The country’s national strategic reserve of ventilators proved to be woefully inadequate and the unavailability of proper protective masks for health care workers is now a widely known issue. Manufacturers in states began switching over, or retooling, their factories to make some of this needed equipment, but the demand remains critically higher than the supply.
Now, some in the federal government are focusing on a key element of this shortage of medicine and equipment: The medical supply chain. The chain, as it stands, relies heavily on products made outside of the U.S. Officials are looking at the sustained, long-term and dedicated production of critical supplies, done domestically, and on a contract from the federal government.
Senator Gary Peters (D-MI) has introduced a pair of legislations to address these medical supply chain vulnerabilities. Peters, ranking member of the Senate Homeland Security and Governmental Affairs Committee, has been associated with exploratory work on medical supply shortages in the country, and unveiled a report last year detailing the problem as it relates to affordable prescription drugs.
The two proposed bills, the Pharmaceutical Accountability, Responsibility and Transparency (PART) Act, and the Help Onshore Manufacturing Efficiencies for Drugs and Devices Act (HOME) Act, harnesses the federal government’s power to track data on pharmaceutical manufacturing and its ability to coordinate the domestic manufacturing of medical equipment, such as ventilators and PPE.
The bills will help the U.S. track and address potential shortages, determine which ingredients are made in the U.S. and decrease reliance on foreign supplies by outfitting U.S. manufacturing to ensure the long-term national supply.
“This coronavirus has very clearly exposed long-lasting vulnerabilities and security risks that we have had with our supply chain,” Peters said in a press call on Wednesday. “Over the last few months we have seen, in vivid terms, those risks and how they affect families, especially when it comes to some basic medical supplies like masks and gloves, testing kits, ventilators and regular drugs as well.”
Peters proposes awarding funding to qualified manufacturers to invest in advanced manufacturing and increased domestic production and encourages federal agencies to enter into long-term, high-volume contracts for these products.
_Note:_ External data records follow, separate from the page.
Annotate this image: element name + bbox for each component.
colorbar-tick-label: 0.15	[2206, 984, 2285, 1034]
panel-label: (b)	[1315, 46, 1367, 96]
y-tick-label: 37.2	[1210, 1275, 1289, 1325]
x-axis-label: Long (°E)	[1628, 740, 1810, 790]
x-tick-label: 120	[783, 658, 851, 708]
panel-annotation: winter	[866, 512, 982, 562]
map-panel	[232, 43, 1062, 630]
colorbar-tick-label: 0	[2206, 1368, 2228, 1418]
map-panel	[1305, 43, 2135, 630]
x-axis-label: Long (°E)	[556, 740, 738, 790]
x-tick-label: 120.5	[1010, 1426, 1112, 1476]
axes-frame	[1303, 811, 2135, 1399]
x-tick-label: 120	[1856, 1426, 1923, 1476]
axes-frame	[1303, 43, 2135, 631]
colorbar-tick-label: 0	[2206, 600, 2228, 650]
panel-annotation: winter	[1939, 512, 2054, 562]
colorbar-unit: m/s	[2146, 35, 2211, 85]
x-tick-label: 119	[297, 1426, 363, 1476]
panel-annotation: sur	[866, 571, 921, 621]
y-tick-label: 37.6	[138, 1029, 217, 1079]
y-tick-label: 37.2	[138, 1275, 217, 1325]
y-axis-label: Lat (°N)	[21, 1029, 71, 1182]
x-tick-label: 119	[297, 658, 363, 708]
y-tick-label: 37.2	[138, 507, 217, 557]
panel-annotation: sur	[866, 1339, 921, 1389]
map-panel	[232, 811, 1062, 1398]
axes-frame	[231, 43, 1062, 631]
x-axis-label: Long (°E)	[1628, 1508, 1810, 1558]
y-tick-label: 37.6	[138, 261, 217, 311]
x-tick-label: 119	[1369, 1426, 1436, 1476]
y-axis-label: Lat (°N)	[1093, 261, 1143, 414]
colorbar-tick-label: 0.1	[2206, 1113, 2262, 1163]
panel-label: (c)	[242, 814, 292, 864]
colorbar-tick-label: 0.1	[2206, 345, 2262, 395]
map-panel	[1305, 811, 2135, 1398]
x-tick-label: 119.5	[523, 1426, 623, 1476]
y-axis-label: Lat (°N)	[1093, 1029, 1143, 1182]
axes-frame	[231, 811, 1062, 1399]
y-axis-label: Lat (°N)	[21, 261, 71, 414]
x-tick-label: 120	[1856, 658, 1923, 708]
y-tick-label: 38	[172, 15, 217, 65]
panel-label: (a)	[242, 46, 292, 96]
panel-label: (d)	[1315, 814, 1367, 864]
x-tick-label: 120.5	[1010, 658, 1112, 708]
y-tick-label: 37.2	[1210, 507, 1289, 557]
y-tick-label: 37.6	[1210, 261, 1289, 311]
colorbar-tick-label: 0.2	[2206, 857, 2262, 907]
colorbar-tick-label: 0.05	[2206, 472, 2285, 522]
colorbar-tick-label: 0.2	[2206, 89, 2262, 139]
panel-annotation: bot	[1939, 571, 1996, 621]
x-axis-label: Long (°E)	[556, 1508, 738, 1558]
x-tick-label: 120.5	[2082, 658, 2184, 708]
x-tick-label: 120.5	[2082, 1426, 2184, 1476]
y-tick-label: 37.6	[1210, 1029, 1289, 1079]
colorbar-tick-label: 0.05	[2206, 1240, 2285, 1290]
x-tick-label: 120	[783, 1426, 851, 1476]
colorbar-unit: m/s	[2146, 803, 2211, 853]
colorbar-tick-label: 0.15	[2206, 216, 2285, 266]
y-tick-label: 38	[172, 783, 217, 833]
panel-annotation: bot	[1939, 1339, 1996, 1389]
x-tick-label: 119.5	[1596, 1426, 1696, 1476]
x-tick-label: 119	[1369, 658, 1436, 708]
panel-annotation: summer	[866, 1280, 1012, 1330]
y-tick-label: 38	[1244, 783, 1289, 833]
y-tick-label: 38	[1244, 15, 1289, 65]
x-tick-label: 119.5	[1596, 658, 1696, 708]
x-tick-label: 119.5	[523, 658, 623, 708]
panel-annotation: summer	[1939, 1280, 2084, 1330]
A new center within the country’s Health and Human Services Department will facilitate these investments and loan programs for construction and development of manufacturing facilities.
“That’s something that will take some time, but we need to start it now,” Peters said. “I would hope that one of the major lessons learned from this pandemic is that we cannot continue to offshore critical medical supplies and drugs and need to make them domestically.”
Peters said that he is optimistic about bi-partisan support for the bill among his colleagues in the U.S. Senate. The two bills are on their way be reviewed by the Senate Health, Education and Labor Committee.